Dodington clearly missed his late patron’s relaxed expansiveness. He often struggled to penetrate Augusta’s ingrained reticence, but did all he could to support and encourage her. He recorded his somewhat stuttering progress in his diary, a rueful chronicle of his efforts to persuade Augusta to adopt what he saw as politic courses of action. It was not an easy task. He soon saw there was no chance at all that Frederick’s death might have opened the way for a serious reconciliation with the rest of the royal family. Beneath the blandly compliant surface she presented to her in-laws throughout her married life, Augusta hid a settled dislike and disrespect for all her Hanoverian relations which was evident from the earliest days of her widowhood. In 1752, she and Dodington were enjoying a gossip about the Dorset family. Dodington opined that ‘there were oddnesses about them that were peculiar to that family, and that I had often told them so. She said that there was something odd about them, and laughing, [she] added that she knew but one family that was more odd, and she would not name that family for the world.’ 49It was a rare moment of playfulness – and the only instance of Augusta’s laughter in the whole of Dodington’s diary. Her antipathy was usually expressed with far greater resentment, seen most starkly in her attitude to the king. As Frederick’s wife, she had shared in all the humiliations that had been heaped upon him by his father; then, for over a decade, she had witnessed all her husband’s attempts to harass and embarrass George through the medium of politics. Her husband’s hostility and suspicion had defined her attitude to her father-in-law for twenty years, and continued to do so long after he was dead.

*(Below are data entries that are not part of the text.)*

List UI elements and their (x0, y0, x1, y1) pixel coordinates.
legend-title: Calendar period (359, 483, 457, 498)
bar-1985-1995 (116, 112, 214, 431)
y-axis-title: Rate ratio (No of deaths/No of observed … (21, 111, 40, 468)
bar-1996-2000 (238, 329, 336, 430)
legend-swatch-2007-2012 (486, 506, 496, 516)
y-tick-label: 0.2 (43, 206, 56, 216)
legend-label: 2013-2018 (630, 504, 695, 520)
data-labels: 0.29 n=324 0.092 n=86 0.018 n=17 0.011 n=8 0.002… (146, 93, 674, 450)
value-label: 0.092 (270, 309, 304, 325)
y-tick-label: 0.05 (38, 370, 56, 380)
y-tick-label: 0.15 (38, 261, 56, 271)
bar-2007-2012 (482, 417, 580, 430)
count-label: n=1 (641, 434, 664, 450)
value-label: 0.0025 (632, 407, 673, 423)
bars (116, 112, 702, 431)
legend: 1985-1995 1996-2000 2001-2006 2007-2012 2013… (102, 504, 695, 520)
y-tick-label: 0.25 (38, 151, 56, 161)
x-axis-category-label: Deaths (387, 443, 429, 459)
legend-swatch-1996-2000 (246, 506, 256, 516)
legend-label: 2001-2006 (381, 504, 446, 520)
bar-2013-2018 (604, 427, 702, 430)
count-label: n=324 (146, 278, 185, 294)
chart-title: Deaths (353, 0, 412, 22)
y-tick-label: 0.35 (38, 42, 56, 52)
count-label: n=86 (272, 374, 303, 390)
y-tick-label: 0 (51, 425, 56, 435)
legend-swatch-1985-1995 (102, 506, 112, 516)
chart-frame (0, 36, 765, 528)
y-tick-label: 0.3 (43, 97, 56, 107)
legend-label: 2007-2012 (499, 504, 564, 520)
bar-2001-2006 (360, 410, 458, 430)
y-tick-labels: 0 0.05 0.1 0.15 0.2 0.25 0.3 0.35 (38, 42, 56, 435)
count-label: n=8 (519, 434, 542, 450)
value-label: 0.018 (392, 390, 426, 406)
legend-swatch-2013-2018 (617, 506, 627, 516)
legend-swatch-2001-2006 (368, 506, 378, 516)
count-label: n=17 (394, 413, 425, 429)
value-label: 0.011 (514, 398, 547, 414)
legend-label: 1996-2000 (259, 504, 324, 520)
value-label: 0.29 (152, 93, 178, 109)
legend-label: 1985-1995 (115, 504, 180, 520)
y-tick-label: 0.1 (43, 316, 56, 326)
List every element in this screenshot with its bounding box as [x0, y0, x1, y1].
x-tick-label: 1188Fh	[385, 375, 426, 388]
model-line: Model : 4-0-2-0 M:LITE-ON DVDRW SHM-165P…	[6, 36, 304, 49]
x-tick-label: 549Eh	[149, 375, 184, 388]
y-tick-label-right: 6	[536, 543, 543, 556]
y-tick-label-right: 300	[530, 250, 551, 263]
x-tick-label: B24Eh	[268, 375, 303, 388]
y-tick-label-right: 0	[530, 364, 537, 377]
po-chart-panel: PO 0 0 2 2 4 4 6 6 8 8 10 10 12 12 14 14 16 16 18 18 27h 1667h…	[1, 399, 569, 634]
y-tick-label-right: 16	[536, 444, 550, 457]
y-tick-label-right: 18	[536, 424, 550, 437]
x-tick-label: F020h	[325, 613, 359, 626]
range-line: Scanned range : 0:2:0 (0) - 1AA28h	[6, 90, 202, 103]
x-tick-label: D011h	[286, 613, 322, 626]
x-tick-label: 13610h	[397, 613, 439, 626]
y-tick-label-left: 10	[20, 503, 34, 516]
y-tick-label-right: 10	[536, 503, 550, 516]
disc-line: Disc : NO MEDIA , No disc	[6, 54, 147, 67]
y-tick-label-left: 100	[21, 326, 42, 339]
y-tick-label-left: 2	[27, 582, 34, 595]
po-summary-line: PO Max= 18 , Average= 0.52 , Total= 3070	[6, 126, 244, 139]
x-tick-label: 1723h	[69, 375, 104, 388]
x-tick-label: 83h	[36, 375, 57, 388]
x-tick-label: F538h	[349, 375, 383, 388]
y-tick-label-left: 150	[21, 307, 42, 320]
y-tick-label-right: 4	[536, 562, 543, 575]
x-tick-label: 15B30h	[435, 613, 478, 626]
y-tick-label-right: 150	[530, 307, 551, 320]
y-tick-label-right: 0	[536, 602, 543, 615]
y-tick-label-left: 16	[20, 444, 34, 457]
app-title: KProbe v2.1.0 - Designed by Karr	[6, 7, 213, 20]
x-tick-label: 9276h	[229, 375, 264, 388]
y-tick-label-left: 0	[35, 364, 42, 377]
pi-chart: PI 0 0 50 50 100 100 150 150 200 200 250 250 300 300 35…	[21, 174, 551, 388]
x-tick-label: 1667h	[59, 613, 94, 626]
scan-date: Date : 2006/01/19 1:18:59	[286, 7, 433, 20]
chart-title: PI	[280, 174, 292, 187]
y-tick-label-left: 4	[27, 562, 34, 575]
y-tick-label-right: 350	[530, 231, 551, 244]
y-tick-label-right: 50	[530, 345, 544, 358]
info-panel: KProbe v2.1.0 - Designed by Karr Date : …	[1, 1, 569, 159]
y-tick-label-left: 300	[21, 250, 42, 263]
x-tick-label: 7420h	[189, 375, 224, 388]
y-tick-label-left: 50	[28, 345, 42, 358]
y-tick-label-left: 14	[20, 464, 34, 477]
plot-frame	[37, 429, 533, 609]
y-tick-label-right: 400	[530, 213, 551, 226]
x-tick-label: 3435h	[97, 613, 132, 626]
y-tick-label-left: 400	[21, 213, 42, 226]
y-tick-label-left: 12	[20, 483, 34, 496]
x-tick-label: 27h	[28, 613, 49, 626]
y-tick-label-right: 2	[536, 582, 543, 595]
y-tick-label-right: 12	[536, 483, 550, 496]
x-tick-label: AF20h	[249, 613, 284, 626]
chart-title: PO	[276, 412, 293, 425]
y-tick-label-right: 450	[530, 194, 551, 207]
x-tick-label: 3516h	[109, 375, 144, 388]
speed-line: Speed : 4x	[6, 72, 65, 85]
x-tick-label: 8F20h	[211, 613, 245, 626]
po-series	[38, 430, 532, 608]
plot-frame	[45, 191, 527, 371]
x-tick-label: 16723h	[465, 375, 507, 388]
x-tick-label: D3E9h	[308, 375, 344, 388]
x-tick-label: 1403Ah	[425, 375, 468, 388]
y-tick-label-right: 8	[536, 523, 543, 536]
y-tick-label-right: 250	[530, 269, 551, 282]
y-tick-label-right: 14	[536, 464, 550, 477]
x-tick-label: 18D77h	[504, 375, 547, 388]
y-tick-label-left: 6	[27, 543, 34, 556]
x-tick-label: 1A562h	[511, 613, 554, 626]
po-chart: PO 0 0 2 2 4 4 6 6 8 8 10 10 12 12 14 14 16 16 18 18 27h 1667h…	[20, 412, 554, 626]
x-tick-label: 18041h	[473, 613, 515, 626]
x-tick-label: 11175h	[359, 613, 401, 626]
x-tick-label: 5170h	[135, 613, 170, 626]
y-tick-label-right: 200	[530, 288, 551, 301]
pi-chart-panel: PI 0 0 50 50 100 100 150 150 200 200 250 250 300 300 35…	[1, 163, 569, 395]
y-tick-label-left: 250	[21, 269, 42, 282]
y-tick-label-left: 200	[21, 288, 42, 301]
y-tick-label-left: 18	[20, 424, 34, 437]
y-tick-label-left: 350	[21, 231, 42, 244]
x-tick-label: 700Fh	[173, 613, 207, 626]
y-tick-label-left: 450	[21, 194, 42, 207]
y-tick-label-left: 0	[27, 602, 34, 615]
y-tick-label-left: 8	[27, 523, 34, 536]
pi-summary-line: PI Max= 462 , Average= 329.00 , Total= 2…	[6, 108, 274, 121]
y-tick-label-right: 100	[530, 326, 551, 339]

Augusta knew these were views that could have no outward expression. She told Dodington she fully understood ‘that, to be sure, it was hers and her family’s business to keep well with the king’. 50In public, she assiduously cultivated the role of dutiful daughter-in-law, obedient and tractable; but in private, she had nothing but contempt for her father-in-law. She was bitterly angry that George had refused to settle Frederick’s debts, which she considered a slight to his posthumous reputation, and furious when he refused to release to her the revenues from the Duchy of Cornwall that he had claimed for himself after the prince’s death. As she described how she had berated and harangued the king on the vexed subject, Dodington’s politician’s spirits sank; he was not surprised to hear that George rarely visited now. His absence did nothing to make Augusta’s heart grow fonder. Over a period of six months, Dodington heard her speak favourably of the king only once, and considered it so remarkable that he made a special note of it.